As if the deposition of Muhammad Morsi as Egyptian President wasn’t bad enough for Munawar Hassan’s health, Jamaat Islami Bangladesh ex-Amir Golam Azam was sentenced to 90 years in jail, not given the death sentence, as he was 91. Remember, he is an ex-Amir, not the current one. He has been sentenced after being found guilty of war crimes. At that time (back in 1971), he was not yet 50, so he was at least physically capable of committing them, even if he isn’t now.

Well, at least Bangladesh has him around to try. If we were to try those responsible for the 1971 War, I don’t think we could put forward defendants of Golam Azam’s stature. I mean, he had been head of the Bangladesh Jamaat from 1969, even before there was a Bangladesh, right down to 2010, when the present Amir, Matiur Rehman Nizami, took over. Not only are the participants in those events no more, but they keep on passing away. I wonder how many of those who deposed before the Hamoodur Rehman Commission are still alive, let alone able to stand trial? By now, we must be getting towards pretty junior people. Is it symbolic or something that Hamood himself has long passed away, not to mention all of those officers who deposed before him?

At the same time, the trials going on in Dhaka are showing an inconvenient truth: neither Pakistan nor Bangladesh, nor even India, has absorbed the events of 1971. Until Pakistan, and India as well, try and absorb the 1971 War, there will be a relevance to such exercises, even though the country which it led to, is itself 41. In the time since Golam Azam’s alleged crimes, the Jamaat Pakistan has had four Amirs, with all three of the ex-Amirs having now passed away.

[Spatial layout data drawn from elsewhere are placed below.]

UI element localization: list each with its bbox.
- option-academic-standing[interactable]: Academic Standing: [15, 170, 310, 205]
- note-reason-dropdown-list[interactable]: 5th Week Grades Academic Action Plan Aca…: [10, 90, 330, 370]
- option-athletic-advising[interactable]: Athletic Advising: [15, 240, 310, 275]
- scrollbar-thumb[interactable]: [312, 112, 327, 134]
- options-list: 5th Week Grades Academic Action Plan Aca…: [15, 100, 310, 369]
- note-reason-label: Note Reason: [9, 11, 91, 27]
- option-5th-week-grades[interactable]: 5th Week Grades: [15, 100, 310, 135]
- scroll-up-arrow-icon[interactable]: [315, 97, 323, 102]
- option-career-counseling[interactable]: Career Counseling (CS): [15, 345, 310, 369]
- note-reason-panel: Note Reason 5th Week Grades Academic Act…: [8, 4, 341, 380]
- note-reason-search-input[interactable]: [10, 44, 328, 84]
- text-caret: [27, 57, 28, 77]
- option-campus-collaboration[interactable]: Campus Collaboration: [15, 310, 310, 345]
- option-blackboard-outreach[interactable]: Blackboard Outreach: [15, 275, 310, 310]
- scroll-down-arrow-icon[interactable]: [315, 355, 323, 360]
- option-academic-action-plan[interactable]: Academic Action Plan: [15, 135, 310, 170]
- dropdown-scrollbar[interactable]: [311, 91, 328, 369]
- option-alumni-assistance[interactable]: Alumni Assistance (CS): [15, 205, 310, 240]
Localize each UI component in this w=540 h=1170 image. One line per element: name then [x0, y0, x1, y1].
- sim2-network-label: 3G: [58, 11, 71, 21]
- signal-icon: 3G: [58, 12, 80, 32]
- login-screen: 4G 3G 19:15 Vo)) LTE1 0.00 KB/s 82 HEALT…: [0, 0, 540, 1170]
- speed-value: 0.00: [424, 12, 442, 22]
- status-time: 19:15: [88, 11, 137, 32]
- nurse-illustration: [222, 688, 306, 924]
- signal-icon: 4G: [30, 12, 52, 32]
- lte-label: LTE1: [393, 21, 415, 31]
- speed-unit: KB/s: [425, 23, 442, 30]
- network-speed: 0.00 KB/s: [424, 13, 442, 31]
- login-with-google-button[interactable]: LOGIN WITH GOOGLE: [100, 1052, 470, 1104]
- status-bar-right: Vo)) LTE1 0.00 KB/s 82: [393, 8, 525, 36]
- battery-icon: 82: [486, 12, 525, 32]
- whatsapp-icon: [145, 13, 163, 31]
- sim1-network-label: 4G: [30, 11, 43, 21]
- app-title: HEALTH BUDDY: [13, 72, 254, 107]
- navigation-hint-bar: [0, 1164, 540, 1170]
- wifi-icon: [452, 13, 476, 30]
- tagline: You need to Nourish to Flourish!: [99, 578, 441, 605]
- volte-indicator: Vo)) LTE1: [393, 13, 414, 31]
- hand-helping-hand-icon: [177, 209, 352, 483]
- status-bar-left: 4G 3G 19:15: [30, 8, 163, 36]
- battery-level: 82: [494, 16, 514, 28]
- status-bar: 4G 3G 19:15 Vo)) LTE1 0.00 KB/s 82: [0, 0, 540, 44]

And while it might seem that Bangladesh haul up those accused of war crimes, it seems we in Pakistan cannot, for there is still discussion, but no action, about what has been described as the worst disaster to Pakistan since that self-same 1971 War. Which is an acknowledgement that it was a military disaster. For the last 41 years, all we’ve been hearing is how it was the politicians’ fault. Not the military’s. It was politicians wearing military uniforms who surrendered to Lt Gen Jagjit Singh Aurora at Paltan Maidan, I suppose. Whatever the case, no one has been made to answer for that, so why should anyone suffer merely for leaking the Abbottabad Commission report?

I suppose one way out would be to have a truth and reconciliation commission, as Nelson Mandela had in South Africa. It’s just a wild thought, but maybe he’s not dead yet, though 95 and hospitalised, with his medical details in court, because Pakistan is still to adopt his idea. Syed Munawar Hassan, the current Jamaat Pakistan Amir, was out of the Jamiat, of which he had been head, and was in the Karachi Jamaat when Golam Azam became Bangladesh Amir, but he obviously does feel strongly about this attack on another party which has had more electoral success than the Jamaat. I mean, let’s face it, Morsi won the election in Egypt. The Jamaat has no hope of winning a similar election in Pakistan. Or even of getting the same proportion of seats as the Bangladesh Jamaat. There’s been one candlelight vigil by the Jamaat for Morsi, though there hasn’t been any for the Bangladesh convicts.

I suppose they have a different standard of proof over there. I mean, where were the confessional statements? No one would be convicted over here unless he confessed, a confession that would result from an interview with a DSP or inspector with a paunch, three chins and fallen arches. One advantage of such an interrogation would be that, apart from war crimes, Golam Azam would have confessed to all the unsolved dacoities, burglaries and other thefts in the district from 1971 to date.

I suppose Bangladesh, which is overflowing with rivers, would be particularly prone to cattle theft. You know, stealing the cattle, then making them swim to you dera. Or that of the rasagir, or rather the harbourer. Golam Azam has not confessed to harbouring. Nor did Delwar Hossein Sayeedi, the first Jamaat Bangladesh leader to be convicted, this February. That is a serious lacuna in the case against him. Presumably, this will be rectified in the trials that we have been promised.

Speaking of water, we’ve been having a lot of rain, I wonder if it has anything to do with the relief fasters always seem to get from the weather. Not only is it not as hot, but more rain means more electricity, as the dams fill up.

It seems that we are heading towards a wet presidential election, and the PPP was first into the ring, with Asif Zardari apparently having decided not even to contest. The interesting thing is that there will be no democracy in the country even if the PPP wins, because democracy means having a Bhutto relative as President or Prime Minister, and even if Rabbani wins, we wouldn’t have a Bhutto relative holding either post.